14 septembre 2011

[AFP - Pierre Andrieu] Le Vatican tend la main aux intégristes et pose ses conditions

SOURCE - AFP - Pierre Andrieu - 14 septembre 2011

Poursuivant sa politique de la main tendue envers les intégristes lefebvristes, le Vatican a proposé mercredi 14 septembre aux traditionnalistes dissidents une réintégration dans le giron de l'Eglise, à condition qu'ils approuvent un ensemble de principes fondamentaux. En échange, le Saint-Siège se dit prêt à accepter de discuter de certaines formulations du concile Vatican II. Ainsi, le cardinal William Levada, préfet de la Congrégation pour la doctrine de la foi, a reçu pendant deux heures et demie le supérieur général de la Fraternité Saint-Pie X, Mgr Bernard Fellay, et ses deux assistants, Nikaus Pfluger et Alain-Marc Nély.

Le prélat américain leur a présenté un document de trois pages, approuvé par Benoît XVI, intitulé "Préambule doctrinal", contenant des "principes doctrinaux et des critères d'interprétation de la doctrine catholique", qui n'ont pas été rendus publics. Ce préambule doit être accepté si cette communauté schismatique veut être réintégrée dans l'Eglise catholique, vingt-trois ans après le schisme de 1988.

LA FRATERNITÉ, BIENTÔT UNE "PRÉLATURE PERSONNELLE" DU PAPE ?

Selon le porte-parole du Saint-Siège, le père Federico Lombardi, la Fraternité devra donner sa réponse dans un délai court, de "un à plusieurs mois". L'offre est agrémentée d'une promesse alléchante, même si le Vatican exclut tout marchandage : selon le père Lombardi, la Fraternité pourrait devenir une "prélature personnelle" du pape, comme c'est déjà le cas pour l'Opus Dei. Son supérieur serait nommé par le Saint-Père, et sa juridiction ne s'exercerait pas sur un territoire (diocèse) mais sur des fidèles. Le paradoxe est que cette "prélature personnelle" a été créée par le concile Vatican II (1962-65), cause de tous les maux de l'Eglise selon les intégristes.

Mais le communiqué du Saint-Siège fait aussi apparaître une concession visiblement destinée à amadouer les traditionalistes, pour qui certains textes conciliaires sur la liberté religieuse et l'œcuménisme sont l'œuvre de l'Antéchrist (Satan). Le "Préambule doctrinal" laisse "ouvertes à une légitime discussion l'étude et l'explication théologique d'expressions ou de formulations particulières présentes dans les textes du concile Vatican II et du magistère qui a suivi", selon un communiqué du Vatican.

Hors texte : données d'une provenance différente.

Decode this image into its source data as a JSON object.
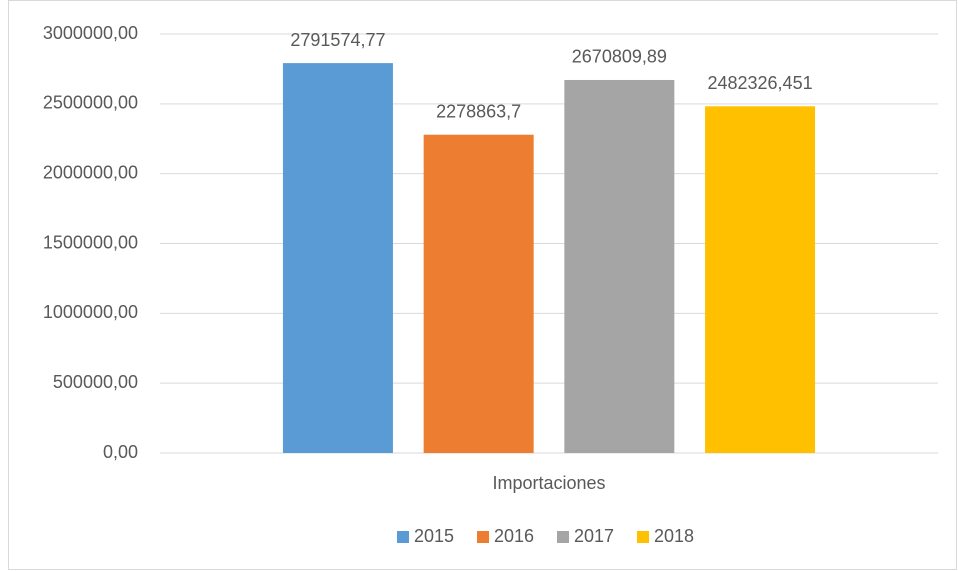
{
  "chart_data": {
    "type": "bar",
    "categories": [
      "Importaciones"
    ],
    "series": [
      {
        "name": "2015",
        "color": "#5b9bd5",
        "values": [
          2791574.77
        ],
        "value_labels": [
          "2791574,77"
        ]
      },
      {
        "name": "2016",
        "color": "#ed7d31",
        "values": [
          2278863.7
        ],
        "value_labels": [
          "2278863,7"
        ]
      },
      {
        "name": "2017",
        "color": "#a5a5a5",
        "values": [
          2670809.89
        ],
        "value_labels": [
          "2670809,89"
        ]
      },
      {
        "name": "2018",
        "color": "#ffc000",
        "values": [
          2482326.451
        ],
        "value_labels": [
          "2482326,451"
        ]
      }
    ],
    "ylim": [
      0,
      3000000
    ],
    "yticks": [
      {
        "value": 0,
        "label": "0,00"
      },
      {
        "value": 500000,
        "label": "500000,00"
      },
      {
        "value": 1000000,
        "label": "1000000,00"
      },
      {
        "value": 1500000,
        "label": "1500000,00"
      },
      {
        "value": 2000000,
        "label": "2000000,00"
      },
      {
        "value": 2500000,
        "label": "2500000,00"
      },
      {
        "value": 3000000,
        "label": "3000000,00"
      }
    ],
    "grid": true,
    "legend": "bottom"
  }
}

De quoi inquiéter tous les libéraux de l'Eglise qui craignent que cette phrase recouvre à terme la remise en cause de certains acquis conciliaires, alors que la Fraternité Saint-Pie X se déchaîne notamment contre les rencontres interreligieuses. Interrogé, le père Lombardi, rappelant l'attachement maintes fois exprimé par le pape au concile, a jugé que des éléments de ces documents de Vatican II restent "essentiels" à la doctrine catholique, et ne peuvent donc être mis en discussion.

Le 14 août, à l'université d'été de Saint-Malo, Mgr Fellay avait parlé des deux ans de confrontation comme d'un "tournoi où deux chevaliers croisent le fer, s'élancent, mais passent à côté l'un de l'autre". La foi "passe avant une reconnaissance par l'Eglise", avait-il proclamé. "Si nous sommes d'accord sur un point, c'est que sur aucun point nous ne sommes d'accord ! Si leur objectif reste toujours l'acceptation du concile par la Fraternité, les discussions ont été assez claires pour montrer que nous n'avons pas l'intention de nous engager dans cette voie", avait-il ajouté, dénonçant le "venin" des progressistes.

Il avait admis le risque d'une réintégration dans l'Eglise d'un mouvement qui a fait de la protestation sa raison d'être : "Si Rome nous reconnaissait, ce serait encore plus dur que maintenant." Mgr Fellay s'était encore vanté que la Fraternité, fondée par l'évêque français Marcel Lefebvre, ait mené des "croisades" ayant permis ces dernières années d'obtenir du pape l'autorisation de la messe en latin et la levée des excommunications de ses évêques schismatiques.